Gulf Coast business still suffering from offshore drilling slowdown


02 06, 2012 by Fuel Fix

A Louisiana economic development group says federal permitting for deep-water drilling continues to fall well below levels prior to the 2010 Gulf of Mexico oil spill, causing area businesses to lay off workers and relocate away from the Gulf Coast.

In a report released last week, the Greater New Orleans, Inc. economic alliance studied the rate of federal permitting for offshore activity since the moratorium on deep-water drilling was lifted in October 2010.

The group found that federal regulators have approved about three deep-water drilling permits per month since the moratorium ended, down from six permit approvals per month prior to the spill.

The Deepwater Horizon rig explosion in April 2010 killed 11 people and unleashed the largest offshore oil spill in U.S. history. In its wake, the feds clamped down on offshore oil activity, instituting a six-month moratorium on deep-water drilling.

The study found that permit approval took an average 109 days in 2011, compared to 61 days during the five years prior. The percentage of drilling plans approved fell to 34 percent in 2011, from an average 73 percent.

In the group’s survey of 99 companies, 49 percent said they had laid off workers in response to the moratorium, including engineers, office staff, riggers and captains. About 38 percent said they reduced employee hours or salaries. The average annual revenue for the responding companies fell from $136.5 million before the spill to $104.5 million today.

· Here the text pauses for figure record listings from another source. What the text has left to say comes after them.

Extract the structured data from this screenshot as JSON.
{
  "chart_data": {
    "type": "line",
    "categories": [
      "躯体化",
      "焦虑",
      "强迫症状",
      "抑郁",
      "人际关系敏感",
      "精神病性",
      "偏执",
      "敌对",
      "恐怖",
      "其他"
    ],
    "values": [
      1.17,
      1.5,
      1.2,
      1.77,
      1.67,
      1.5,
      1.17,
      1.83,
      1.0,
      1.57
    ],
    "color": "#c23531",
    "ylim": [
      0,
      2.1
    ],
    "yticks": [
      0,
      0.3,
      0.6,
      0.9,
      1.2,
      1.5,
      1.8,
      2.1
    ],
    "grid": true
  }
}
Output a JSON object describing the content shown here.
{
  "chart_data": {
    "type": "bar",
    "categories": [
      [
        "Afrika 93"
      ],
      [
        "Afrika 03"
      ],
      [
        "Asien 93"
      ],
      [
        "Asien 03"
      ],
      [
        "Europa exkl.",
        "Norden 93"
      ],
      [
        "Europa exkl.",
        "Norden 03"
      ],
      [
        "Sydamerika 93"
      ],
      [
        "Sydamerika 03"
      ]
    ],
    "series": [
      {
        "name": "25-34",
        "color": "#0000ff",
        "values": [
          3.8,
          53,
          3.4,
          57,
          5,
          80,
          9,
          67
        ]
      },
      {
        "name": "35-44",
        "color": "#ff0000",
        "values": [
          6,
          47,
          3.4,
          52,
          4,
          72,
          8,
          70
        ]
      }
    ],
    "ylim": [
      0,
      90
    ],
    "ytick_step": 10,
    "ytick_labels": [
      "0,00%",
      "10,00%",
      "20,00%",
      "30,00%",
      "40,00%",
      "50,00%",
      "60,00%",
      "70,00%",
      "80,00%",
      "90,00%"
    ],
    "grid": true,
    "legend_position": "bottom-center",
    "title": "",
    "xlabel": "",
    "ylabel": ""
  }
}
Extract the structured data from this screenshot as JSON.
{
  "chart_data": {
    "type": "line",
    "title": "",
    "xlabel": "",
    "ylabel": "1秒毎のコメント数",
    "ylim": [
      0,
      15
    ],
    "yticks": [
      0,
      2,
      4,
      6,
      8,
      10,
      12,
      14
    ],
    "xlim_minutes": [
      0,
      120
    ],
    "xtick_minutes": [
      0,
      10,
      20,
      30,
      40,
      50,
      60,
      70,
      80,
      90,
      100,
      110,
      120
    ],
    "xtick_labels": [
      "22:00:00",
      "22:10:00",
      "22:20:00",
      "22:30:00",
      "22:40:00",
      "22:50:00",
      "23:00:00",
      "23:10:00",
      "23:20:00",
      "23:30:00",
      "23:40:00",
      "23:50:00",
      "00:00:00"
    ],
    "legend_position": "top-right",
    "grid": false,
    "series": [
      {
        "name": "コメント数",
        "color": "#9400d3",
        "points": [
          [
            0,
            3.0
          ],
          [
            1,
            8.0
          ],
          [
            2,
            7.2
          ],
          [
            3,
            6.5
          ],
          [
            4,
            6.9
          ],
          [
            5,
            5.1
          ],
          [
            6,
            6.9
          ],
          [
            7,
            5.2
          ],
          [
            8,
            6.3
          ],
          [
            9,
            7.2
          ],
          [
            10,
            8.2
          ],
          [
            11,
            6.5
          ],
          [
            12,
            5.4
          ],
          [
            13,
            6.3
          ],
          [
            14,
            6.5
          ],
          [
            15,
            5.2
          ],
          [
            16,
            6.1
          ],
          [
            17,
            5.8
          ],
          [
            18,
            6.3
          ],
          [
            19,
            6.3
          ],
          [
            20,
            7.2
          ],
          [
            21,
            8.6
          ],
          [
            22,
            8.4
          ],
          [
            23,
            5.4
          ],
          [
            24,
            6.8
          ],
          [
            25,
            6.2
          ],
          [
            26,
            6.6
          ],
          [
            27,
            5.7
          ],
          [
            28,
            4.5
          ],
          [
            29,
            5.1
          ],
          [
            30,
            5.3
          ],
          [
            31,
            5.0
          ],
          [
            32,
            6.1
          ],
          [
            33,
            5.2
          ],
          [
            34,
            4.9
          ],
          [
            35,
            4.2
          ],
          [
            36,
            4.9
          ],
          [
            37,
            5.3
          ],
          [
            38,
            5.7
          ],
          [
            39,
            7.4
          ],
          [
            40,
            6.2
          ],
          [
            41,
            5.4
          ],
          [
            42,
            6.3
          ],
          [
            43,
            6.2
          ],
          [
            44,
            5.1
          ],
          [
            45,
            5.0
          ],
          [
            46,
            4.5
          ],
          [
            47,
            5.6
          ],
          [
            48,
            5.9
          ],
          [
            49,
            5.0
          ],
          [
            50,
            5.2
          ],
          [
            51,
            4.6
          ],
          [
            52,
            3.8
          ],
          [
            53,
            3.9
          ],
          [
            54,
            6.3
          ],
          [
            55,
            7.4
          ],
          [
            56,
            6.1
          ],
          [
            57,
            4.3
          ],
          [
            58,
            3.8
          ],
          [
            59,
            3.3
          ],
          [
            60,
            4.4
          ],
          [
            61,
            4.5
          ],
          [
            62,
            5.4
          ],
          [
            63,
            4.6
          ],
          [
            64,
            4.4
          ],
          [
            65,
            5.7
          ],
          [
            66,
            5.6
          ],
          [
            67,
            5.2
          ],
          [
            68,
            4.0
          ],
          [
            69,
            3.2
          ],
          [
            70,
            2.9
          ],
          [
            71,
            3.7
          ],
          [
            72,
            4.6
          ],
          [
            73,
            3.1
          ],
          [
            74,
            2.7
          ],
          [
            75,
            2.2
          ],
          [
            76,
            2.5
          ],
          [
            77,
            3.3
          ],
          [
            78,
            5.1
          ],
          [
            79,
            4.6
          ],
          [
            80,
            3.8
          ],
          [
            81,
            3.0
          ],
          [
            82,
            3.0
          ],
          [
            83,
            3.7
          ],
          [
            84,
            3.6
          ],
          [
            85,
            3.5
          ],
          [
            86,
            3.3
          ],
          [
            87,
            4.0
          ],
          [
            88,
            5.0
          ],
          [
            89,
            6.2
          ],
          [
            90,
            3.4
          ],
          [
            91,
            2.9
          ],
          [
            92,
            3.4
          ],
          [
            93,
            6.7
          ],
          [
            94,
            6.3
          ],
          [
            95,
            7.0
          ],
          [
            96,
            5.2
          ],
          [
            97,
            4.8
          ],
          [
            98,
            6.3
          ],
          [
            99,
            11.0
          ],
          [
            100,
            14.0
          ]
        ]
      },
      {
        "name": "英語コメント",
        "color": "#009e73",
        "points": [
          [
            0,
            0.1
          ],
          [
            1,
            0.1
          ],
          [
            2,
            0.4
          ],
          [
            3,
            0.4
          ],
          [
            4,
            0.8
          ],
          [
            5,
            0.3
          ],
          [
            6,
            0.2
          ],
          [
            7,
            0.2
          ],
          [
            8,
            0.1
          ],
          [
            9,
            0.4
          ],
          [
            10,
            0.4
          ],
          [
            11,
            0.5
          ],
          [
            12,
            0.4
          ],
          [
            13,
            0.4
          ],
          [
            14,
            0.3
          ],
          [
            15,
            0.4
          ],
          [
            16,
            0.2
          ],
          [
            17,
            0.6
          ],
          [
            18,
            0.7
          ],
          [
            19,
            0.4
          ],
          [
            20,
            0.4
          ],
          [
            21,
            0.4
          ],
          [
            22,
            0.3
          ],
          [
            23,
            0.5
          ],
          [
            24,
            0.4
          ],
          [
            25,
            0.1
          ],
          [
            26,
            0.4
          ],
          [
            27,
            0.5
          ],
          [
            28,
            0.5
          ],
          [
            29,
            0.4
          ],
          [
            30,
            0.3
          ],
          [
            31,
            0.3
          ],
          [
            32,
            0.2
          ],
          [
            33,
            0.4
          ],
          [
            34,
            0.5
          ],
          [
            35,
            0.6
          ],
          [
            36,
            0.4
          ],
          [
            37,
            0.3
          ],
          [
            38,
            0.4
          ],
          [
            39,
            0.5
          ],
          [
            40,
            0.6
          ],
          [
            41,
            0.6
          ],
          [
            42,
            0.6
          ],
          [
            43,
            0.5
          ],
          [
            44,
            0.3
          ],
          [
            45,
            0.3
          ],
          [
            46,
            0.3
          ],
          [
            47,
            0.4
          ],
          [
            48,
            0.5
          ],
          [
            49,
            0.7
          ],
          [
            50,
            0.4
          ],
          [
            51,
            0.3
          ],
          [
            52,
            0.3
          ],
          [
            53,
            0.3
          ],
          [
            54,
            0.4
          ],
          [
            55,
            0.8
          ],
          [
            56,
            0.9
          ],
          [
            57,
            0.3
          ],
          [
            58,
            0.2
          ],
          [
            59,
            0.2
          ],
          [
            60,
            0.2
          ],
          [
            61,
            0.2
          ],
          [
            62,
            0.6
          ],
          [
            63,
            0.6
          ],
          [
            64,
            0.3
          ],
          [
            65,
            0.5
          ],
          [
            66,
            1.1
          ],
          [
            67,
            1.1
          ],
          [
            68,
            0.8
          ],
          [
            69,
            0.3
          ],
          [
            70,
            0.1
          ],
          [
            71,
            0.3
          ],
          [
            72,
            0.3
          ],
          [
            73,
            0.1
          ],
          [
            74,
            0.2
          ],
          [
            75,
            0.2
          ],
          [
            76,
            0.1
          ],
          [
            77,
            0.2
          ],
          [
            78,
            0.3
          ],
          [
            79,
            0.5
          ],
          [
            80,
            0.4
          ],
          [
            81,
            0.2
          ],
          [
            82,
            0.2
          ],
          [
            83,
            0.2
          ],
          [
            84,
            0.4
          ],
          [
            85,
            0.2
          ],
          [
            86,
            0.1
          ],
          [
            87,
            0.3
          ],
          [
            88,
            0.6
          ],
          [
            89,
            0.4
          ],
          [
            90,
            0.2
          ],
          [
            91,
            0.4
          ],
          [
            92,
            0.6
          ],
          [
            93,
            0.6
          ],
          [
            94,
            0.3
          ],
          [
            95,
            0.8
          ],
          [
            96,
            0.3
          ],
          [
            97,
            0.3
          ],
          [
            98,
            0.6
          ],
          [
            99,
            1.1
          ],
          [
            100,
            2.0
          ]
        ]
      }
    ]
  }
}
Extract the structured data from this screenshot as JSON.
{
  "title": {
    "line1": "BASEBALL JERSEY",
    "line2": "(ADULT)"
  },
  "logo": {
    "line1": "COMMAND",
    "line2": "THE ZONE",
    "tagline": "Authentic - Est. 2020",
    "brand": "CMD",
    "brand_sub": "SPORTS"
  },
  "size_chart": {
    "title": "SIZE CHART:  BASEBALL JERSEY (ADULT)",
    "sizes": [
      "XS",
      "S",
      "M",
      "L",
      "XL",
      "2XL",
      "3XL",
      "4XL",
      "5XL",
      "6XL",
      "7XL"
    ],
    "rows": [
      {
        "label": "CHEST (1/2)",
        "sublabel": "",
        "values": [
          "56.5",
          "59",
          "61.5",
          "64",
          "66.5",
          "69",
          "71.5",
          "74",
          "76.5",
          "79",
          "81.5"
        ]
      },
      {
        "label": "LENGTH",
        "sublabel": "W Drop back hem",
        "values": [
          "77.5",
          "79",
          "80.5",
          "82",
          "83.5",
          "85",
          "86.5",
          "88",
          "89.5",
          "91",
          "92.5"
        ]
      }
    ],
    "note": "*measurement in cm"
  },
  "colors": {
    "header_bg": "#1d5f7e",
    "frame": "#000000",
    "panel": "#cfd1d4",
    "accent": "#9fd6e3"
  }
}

Of the respondents, 46 percent said they had moved all or part of their operations away from the Gulf of Mexico as a result of the moratorium.

However, the report noted that businesses negatively affected by the moratorium were more likely to respond to the survey, possibly causing skewed results.

Across Louisiana, the oil and gas extraction industry didn’t shed workers, remaining at about 8,500 employees before and after the moratorium, according to the report. The number of workers in supporting industries rose 6 percent, from 37,718 immediately before the oil spill to 39,840 after the moratorium was lifted.

The study attributed the employment growth to greater onshore oil drilling in the state’s shale gas areas.

“Several survey respondents mentioned hiring new workers for shale work,” the report noted. “The Haynesville Shale activity in North Louisiana may have mitigated some of the employment decreases resulting from decreased activity in the Gulf of Mexico.”

Greater New Orleans, Inc. is an economic development alliance that promotes the interests of businesses in New Orleans’ 10-parish area.